If you don't have an impressive GitHub profile, that's fine. To your point - the absence of it is not a penalty, and the presence of a good one is a very positive signal. But the presence of one that turns out to be a dud is a negative.

simonw

It partly depends on the level I'm hiring for. A junior candidate with a GitHub profile full of obvious tutorial projects still helps me skip putting them through FizzBuzz. A senior candidate with a ghost town could reflect poorly on them.

bbkane

I've been using vhs ( https://github.com/charmbracelet/vhs ) to script gif creation- really showcases CLI workflows if you're demoing multiple commands.

Examples: https://github.com/bbkane

evnp

This is great! Asciinema is well-made and a lot of fun, but it sadly doesn't show the recordings in motion right there in the markdown/README. Looks like vhs neatly solves that problem, appreciate the share.

padraigf

Thanks, I'll try it. I have a few things knocking around.

notepad0x90

I have a couple of projects like this and I'm not sure if they'll ever see the light of day. I enjoy writing code, simple as that. Only a small part of my day job is coding, but honestly, it's more like a hobby than anything.

The whole thing with getting people to like your work, using it for clout or padding your resume has an appeal to it that I won't dismiss, but all that takes the fun out of it.

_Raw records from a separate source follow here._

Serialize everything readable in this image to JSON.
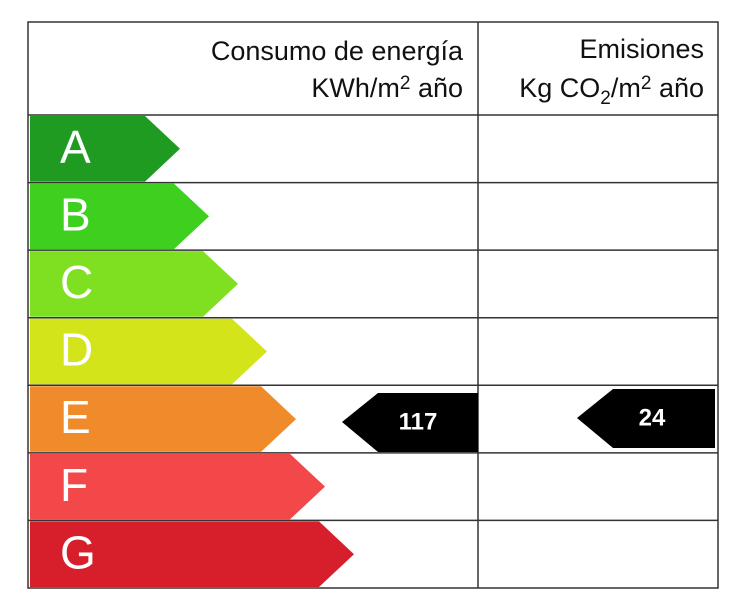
{
  "header": {
    "consumption_title": "Consumo de energía",
    "consumption_unit": [
      "KWh/m",
      "2",
      " año"
    ],
    "emissions_title": "Emisiones",
    "emissions_unit": [
      "Kg CO",
      "2",
      "/m",
      "2",
      " año"
    ]
  },
  "ratings": [
    {
      "letter": "A",
      "color": "#1f9b22"
    },
    {
      "letter": "B",
      "color": "#3fcf1f"
    },
    {
      "letter": "C",
      "color": "#7ee021"
    },
    {
      "letter": "D",
      "color": "#d4e41b"
    },
    {
      "letter": "E",
      "color": "#f08b2b"
    },
    {
      "letter": "F",
      "color": "#f2484a"
    },
    {
      "letter": "G",
      "color": "#d61f2b"
    }
  ],
  "consumption": {
    "value": 117
  },
  "emissions": {
    "value": 24
  }
}
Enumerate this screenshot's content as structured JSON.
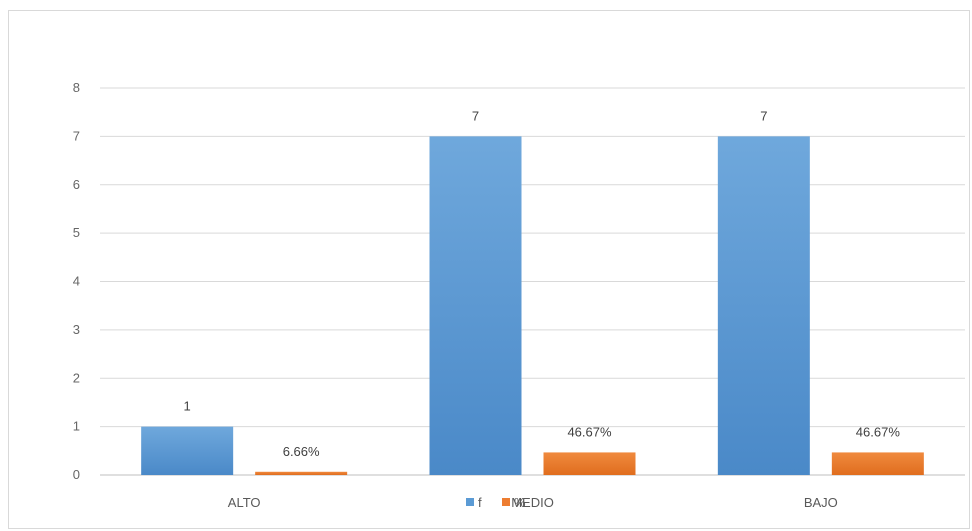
{
  "chart_data": {
    "type": "bar",
    "categories": [
      "ALTO",
      "MEDIO",
      "BAJO"
    ],
    "series": [
      {
        "name": "f",
        "values": [
          1,
          7,
          7
        ],
        "labels": [
          "1",
          "7",
          "7"
        ],
        "color": "#5b9bd5"
      },
      {
        "name": "%",
        "values": [
          0.0666,
          0.4667,
          0.4667
        ],
        "labels": [
          "6.66%",
          "46.67%",
          "46.67%"
        ],
        "color": "#ed7d31"
      }
    ],
    "ylim": [
      0,
      8
    ],
    "yticks": [
      0,
      1,
      2,
      3,
      4,
      5,
      6,
      7,
      8
    ],
    "grid": true,
    "legend": "bottom",
    "title": "",
    "xlabel": "",
    "ylabel": ""
  }
}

I just don't have much else I actually enjoy in life, so ruining it with peer-pressure, chasing clout, impressing people, worrying about career prospects is a buzz-kill. I used to think that if I am passionate about something like this and I get really good at it, maybe it will help my career and prospects but the real world doesn't work that way. it sucks the joy, fun and passion out of you if you let it.

All that to say it is perfectly fine to like coding for the sake of enjoying it and nothing more. Others play a sport (or watch it), work on arts & crafts, or raise chickens or whatever, I code. I am not particularly skilled or great at coding either, I just enjoy it, and that's it.

If you have fun coding, be protective of your joy! even if you don't take it to the extreme like I do. that's my only point.

ethinton

I love this take, and I’m reminded of the important idea that while we all are encouraged to be productive, our own joy is also an important thing for us to produce.